There are far better designs implemented: never write to local disk from the mappers, instead writing to a global dfs then performing the sort in the dfs. I worked for a company that took hadoop 0.17 and made it roughly 10x more performant (and not on toy datasets: on petabyte scale datasets) with roughly 10 engineer-years with this design.
There have been a bunch of projects to optimize MapReduce, like Sailfish. But ultimately higher-level optimizations like avoiding spilling between different phases of a multi-stage job (like Spark implements) are more important. And Impala implements a ton of join optimizations, of course, as well as doing absolutely everything it can in memory.
Finally, the hdfs design is pretty shitty, on two fronts: the namenode gets slow (choking everyone), and the disk-based format is missing lots of things to enable optimizations like certain types of append, or indexing. Indexing is incredibly powerful for things like join, enabling a map-side join instead of having to read all your data once, sort by join keys, then reread in your reducers.
In practice, the HDFS NameNode only gets slow if you create lots of small files.
There are plenty of external indices you can put on top of HDFS. For example, you can run HBase. Or if you don't want to run another daemon, you can use Apache Parquet or Apache ORCFile... file formats which are inherently indexed.
Another problem with hdfs design is capacity adding; hdfs has shitty rebalancing tools. The typical problem is this: hot data is new data. So if you add capacity to hdfs, your old capacity is say 80% full and your new capacity is 0% full so where does all new data go? To the new capacity. Which is quickly 100% saturated and choking your jobs.

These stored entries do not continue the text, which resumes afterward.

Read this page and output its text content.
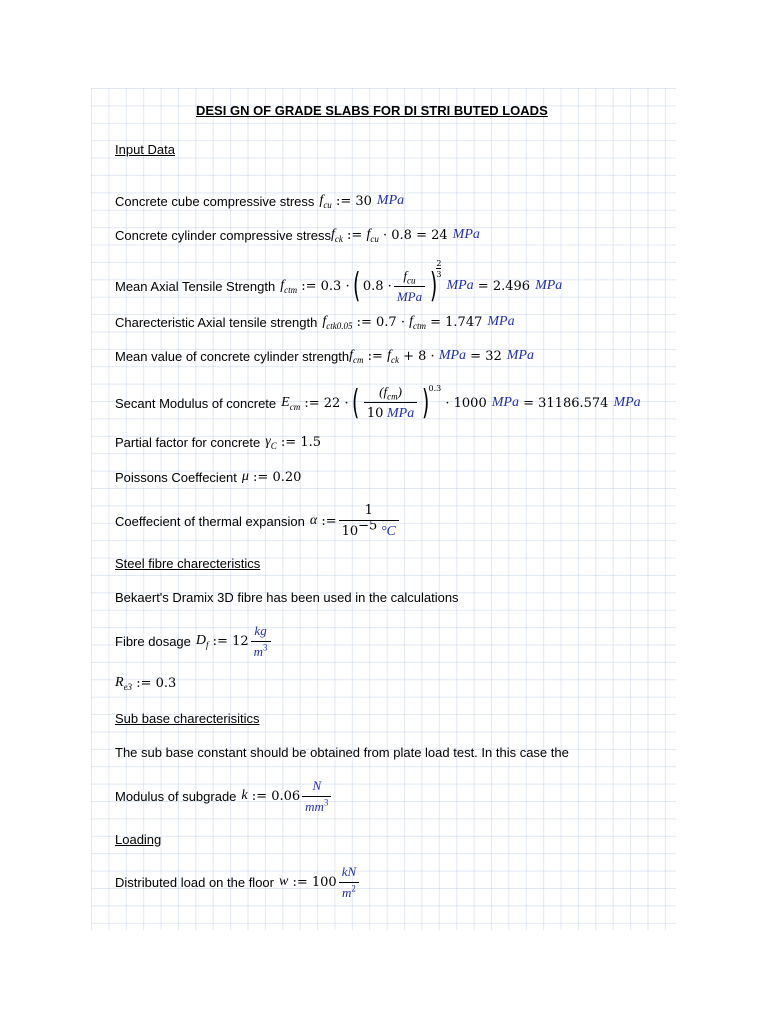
DESI GN OF GRADE SLABS FOR DI STRI BUTED LOADS
Input Data
Concrete cube compressive stress $f_{cu}$ := 30 MPa
Concrete cylinder compressive stress $f_{ck}$ := $f_{cu} \cdot 0.8 = 24$ MPa
Mean Axial Tensile Strength $f_{ctm}$ := 0.3 · ( $0.8 \cdot \frac{f_{cu}}{\text{MPa}}$ )
$\frac{2}{3}$
MPa = 2.496 MPa
Charecteristic Axial tensile strength $f_{ctk0.05}$ := $0.7 \cdot f_{ctm} = 1.747$ MPa
Mean value of concrete cylinder strength $f_{cm}$ := $f_{ck} + 8$ · MPa = 32 MPa
Secant Modulus of concrete $E_{cm}$ := 22 · ( $\frac{(f_{cm})}{\text{10 MPa}}$ )
0.3
· 1000 MPa = 31186.574 MPa
Partial factor for concrete $\gamma_C$ := 1.5
Poissons Coeffecient μ := 0.20
Coeffecient of thermal expansion α := $\frac{1}{10^{-5} ^\circ C}$
Steel fibre charecteristics
Bekaert's Dramix 3D fibre has been used in the calculations
Fibre dosage $D_f$ := $12 \frac{kg}{m^3}$
$R_{e3}$ := 0.3
Sub base charecterisitics
The sub base constant should be obtained from plate load test. In this case the
Modulus of subgrade k := $0.06 \frac{N}{mm^3}$
Loading
Distributed load on the floor w := $100 \frac{kN}{m^2}$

This is completely untrue. By default, HDFS doesn't make any attempt to load balance between disks or nodes at the moment; it will keep writing until the disk / node fills up. The sysadmin must run the balancer to move things around between full and less-full nodes. I don't think any version of HDFS ever implemented the behavior you talk about as the default.
hdfs' use of triple replication (well, you can actually set the replication level) instead of better algorithms like erasure encoding does no favors to performance as well.
Erasure encoding isn't better for all use cases, only for cold data. Sometime you want those replicas. At some point, I expect HDFS will get RAID support, as well.
To be honest, it's rare to see a cluster where lack of disk space is a problem. With 20 4 TB disk drives on each node, optimizing for reduced disk space is a bit foolish unless you profile and find that I/O is indeed the bottleneck.
It's really depressing to read anything about Hadoop on Hacker News. It seems like people talk about 2008 software and Hadoop 0.20 as though it were current. Nobody talks about Windows XP as though that were the latest version of Windows (which it was in 2006), but somehow talk...
And that's about it; I was going to respond point by point, but your post displays a general lack of knowledge of large-scale hadoop deployments, so it's basically a waste of time.
You can't even respond to a single point? I'm sorry to hear that. I have been polite and respectful to you, can you pay me the same courtesy?